New strlen(3) committed
Finally, I got my strlen(3)  committed against -HEAD. This is a long story, to put it short, I had proposed assembly version of some string operations at the point of 2005, but these was never committed due to a hard disk failure, and as Bruce pointed out, having the hand optimized assembly code use a different algorithm is not good in general.
Therefore, I have take some time on it and reimplemented the idea in C, resulting in a portable (say, you can use it on any 32-bit or 64-bit processors, and it can be easily extended to 128-bit) version.
So, is it important for *YOU*?
Generally speaking, it should not. Performance sensitive programs should, by all means, avoid C style string operations. Think a 5x better strlen(3) would boost performance of your application since it uses strlen(3) in critical path? Think again!

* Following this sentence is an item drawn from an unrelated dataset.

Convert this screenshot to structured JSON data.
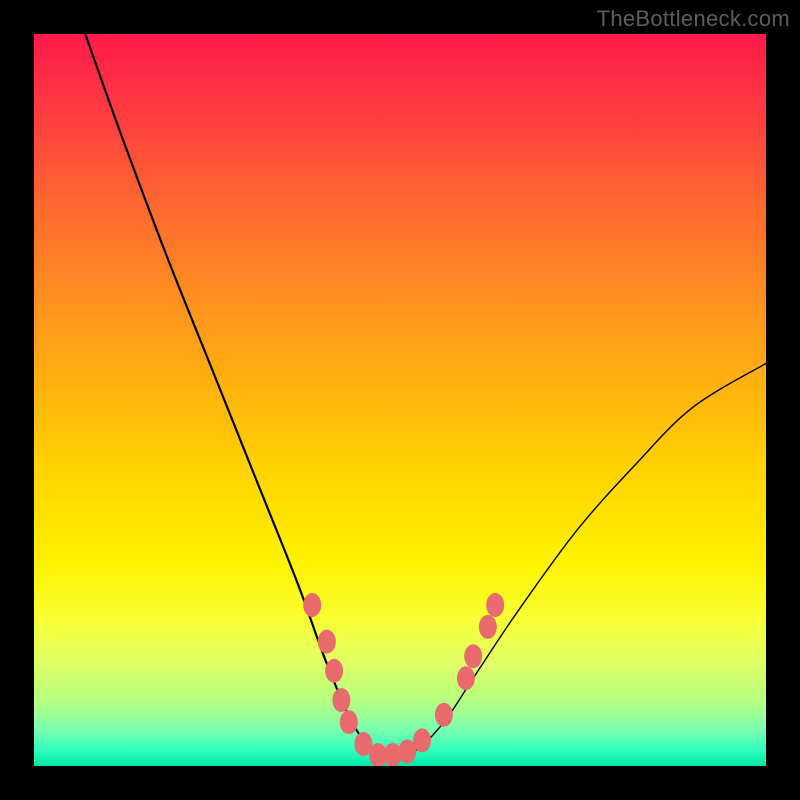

However, I found it valuable. There is difference in worldstone, where I saw some minor improvements. Micro-benchmark indicates that this version is at most 2x slower when the string is very short, but 5x faster for strings that is at least word-length long.
 Note: the version has been further revised to provide better comment and match style(9).
As a next step, I intend to carefully check and decide whether we should also make similar change to certain string functions that can (presumbly) benefit from similar algorithm.
So, how can a program that intends to deal with string to gain better performance?
Generally speaking: avoid C string functions, especially strlen(), strdup() and friends, always store length together with your string, if you need to do operations that would need its length information, try to align the string to match cache line, in order make it easier for processor to handle, etc.